Snorkel can train a model based on the provided labels. My understanding of this step is limited, but I believe it will end up evaluating functions by their conflicts, weighting the most reliably agreeing ones higher.

In [None]:
label_model = LabelModel(cardinality=3, verbose=True)
label_model.fit(L_train=L, n_epochs=500, log_freq=100, seed=123)

We can now produce our noisy labels. Note that this is always a best-effort process, and so a confidence measure is produced alongside the peak prediction.

In [None]:
P, C = label_model.predict(L, return_probs=True)
LABELS = ['unknown', 'bedroom', 'bathroom', 'other']

ldf = df.copy()[['hotel_id', 'image']]
ldf['room_type'] = [LABELS[p+1] for p in P]
for i, l in enumerate(LABELS[1:]):
    ldf['p_' + l] = C[:, i]
ldf.head()

Summarise how many rooms ended up labeled as each type:

In [None]:
for l in LABELS:
    c = len(ldf[ldf['room_type'] == l])
    print(f'{l}: {c}')

And save the results.

In [None]:
ldf.to_csv('room-types.csv')

Snorkel models produce a "noisy" label set, don't generalise, and are rarely used directly. The normal path from here would be to train a classifier using the noisy labels, which gains the ability to generalise to other examples.

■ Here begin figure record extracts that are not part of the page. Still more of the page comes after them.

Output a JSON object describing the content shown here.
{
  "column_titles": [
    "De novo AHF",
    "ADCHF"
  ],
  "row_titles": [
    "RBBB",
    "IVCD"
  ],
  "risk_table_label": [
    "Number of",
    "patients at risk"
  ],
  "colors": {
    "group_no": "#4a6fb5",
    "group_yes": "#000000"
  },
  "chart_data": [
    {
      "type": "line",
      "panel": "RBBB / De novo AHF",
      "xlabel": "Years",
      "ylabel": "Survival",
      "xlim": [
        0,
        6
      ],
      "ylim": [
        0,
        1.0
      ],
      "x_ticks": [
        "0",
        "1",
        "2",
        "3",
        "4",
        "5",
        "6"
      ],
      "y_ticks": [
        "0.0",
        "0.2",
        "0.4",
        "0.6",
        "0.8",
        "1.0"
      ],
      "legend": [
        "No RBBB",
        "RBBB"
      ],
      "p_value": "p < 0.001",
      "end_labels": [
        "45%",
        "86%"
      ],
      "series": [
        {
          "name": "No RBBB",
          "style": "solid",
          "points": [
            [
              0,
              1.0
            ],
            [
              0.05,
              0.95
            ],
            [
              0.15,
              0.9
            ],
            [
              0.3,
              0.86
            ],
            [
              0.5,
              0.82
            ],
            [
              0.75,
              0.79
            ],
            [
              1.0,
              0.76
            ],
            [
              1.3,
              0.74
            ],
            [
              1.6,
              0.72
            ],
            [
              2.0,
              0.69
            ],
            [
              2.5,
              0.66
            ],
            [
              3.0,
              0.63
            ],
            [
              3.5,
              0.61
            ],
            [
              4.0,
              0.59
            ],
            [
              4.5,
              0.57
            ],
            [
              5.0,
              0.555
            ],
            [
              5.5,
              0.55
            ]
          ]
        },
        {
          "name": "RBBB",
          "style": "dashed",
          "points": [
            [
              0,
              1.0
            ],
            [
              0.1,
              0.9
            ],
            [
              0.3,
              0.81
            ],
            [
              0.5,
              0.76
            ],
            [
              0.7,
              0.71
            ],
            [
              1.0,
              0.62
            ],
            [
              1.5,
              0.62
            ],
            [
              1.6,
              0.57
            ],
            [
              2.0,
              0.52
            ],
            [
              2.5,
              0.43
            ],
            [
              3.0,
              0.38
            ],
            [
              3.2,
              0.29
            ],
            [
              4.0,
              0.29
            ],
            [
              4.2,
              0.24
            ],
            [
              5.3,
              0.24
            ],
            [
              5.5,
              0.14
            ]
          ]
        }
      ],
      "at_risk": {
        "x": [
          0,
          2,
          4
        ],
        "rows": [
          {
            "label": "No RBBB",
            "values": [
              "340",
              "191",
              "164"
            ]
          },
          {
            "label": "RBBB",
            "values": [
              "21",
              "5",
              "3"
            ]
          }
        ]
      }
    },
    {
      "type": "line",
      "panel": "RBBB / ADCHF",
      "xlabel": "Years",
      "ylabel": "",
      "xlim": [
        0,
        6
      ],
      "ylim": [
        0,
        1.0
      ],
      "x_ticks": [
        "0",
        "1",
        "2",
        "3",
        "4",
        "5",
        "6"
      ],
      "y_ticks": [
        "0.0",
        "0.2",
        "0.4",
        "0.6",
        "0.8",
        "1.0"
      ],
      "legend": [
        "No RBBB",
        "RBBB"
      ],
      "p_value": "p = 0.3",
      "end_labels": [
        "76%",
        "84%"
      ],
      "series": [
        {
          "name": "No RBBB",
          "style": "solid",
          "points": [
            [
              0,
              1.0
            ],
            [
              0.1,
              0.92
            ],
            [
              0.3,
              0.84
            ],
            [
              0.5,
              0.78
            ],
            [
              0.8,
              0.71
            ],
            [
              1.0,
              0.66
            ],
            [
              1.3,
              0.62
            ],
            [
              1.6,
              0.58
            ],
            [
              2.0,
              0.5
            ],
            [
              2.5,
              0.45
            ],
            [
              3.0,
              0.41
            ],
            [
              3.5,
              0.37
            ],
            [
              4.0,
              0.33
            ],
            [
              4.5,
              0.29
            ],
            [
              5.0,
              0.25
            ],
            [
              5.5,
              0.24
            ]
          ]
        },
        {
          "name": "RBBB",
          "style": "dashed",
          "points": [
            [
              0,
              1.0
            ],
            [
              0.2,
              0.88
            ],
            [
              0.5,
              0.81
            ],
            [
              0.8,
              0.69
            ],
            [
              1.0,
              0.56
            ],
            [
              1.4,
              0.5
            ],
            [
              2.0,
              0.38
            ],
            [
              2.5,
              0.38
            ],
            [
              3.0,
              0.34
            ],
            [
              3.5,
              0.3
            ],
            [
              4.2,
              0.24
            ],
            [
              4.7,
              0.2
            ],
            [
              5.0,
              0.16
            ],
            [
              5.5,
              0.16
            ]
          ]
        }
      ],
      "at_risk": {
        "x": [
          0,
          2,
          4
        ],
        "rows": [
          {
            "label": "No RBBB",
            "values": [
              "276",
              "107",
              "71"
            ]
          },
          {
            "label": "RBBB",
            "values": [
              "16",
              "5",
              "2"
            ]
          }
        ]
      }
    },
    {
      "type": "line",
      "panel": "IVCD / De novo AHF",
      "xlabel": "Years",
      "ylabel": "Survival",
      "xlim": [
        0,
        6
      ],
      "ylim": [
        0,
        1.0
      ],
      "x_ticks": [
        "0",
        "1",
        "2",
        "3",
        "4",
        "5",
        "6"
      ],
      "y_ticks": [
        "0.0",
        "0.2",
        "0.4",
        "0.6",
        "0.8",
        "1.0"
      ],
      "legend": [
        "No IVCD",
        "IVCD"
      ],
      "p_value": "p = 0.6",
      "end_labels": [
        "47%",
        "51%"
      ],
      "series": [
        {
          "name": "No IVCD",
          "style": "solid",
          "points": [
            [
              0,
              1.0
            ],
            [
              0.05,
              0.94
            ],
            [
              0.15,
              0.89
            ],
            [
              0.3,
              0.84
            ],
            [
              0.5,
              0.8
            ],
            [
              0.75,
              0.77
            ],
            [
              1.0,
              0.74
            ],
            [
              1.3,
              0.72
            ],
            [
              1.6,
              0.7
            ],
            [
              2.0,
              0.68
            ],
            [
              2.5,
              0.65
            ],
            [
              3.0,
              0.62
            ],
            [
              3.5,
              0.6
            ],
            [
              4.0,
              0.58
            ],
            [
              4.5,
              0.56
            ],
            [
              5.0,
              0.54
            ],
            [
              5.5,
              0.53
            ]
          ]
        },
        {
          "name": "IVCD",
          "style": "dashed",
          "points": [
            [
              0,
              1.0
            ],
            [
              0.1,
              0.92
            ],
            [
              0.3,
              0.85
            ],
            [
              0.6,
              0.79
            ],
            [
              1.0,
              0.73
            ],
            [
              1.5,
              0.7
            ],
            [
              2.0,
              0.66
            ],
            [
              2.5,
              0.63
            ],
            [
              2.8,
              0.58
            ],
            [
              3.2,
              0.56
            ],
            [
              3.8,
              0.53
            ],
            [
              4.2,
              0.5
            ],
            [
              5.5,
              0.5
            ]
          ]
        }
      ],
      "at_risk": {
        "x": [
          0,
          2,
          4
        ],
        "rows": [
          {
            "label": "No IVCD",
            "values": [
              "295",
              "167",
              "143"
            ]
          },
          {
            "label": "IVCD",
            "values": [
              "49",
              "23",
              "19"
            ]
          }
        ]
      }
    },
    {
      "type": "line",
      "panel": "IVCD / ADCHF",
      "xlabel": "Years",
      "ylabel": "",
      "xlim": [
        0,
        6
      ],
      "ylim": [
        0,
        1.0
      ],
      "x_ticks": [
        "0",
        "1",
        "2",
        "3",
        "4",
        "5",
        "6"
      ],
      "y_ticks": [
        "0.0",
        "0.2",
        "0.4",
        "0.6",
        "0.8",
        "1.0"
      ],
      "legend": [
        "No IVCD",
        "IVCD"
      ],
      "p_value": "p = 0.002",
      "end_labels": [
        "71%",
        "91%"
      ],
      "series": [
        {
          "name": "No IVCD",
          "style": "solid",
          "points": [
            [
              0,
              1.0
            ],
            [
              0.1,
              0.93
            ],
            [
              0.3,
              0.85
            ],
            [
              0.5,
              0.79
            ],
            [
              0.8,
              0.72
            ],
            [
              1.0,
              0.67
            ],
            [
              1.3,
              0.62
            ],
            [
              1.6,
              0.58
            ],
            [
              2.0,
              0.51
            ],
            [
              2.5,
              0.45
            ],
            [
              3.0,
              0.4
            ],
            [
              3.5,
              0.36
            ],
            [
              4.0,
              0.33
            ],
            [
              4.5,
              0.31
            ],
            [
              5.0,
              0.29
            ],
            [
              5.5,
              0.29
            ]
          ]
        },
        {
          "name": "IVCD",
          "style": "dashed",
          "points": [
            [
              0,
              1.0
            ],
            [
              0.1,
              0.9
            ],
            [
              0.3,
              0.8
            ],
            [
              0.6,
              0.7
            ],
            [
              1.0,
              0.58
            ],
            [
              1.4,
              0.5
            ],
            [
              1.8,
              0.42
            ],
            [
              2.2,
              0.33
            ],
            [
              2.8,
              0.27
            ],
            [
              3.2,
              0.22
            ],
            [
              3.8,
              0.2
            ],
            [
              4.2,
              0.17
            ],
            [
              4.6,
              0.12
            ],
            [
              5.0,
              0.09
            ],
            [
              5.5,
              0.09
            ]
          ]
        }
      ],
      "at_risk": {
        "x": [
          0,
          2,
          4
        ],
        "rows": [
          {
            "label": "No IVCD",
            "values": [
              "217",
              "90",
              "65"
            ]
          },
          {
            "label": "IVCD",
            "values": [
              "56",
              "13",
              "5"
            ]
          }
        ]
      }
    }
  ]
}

A trained classifier is also likely to fill in the "unknown" elements, and provided it's not overfitted too much, may have a smoothing effect that lets it express reduced confidence in anything we labelled wrongly with these heuristics.

For this competition, these heuristics may well be "good enough" to use directly for some purposes.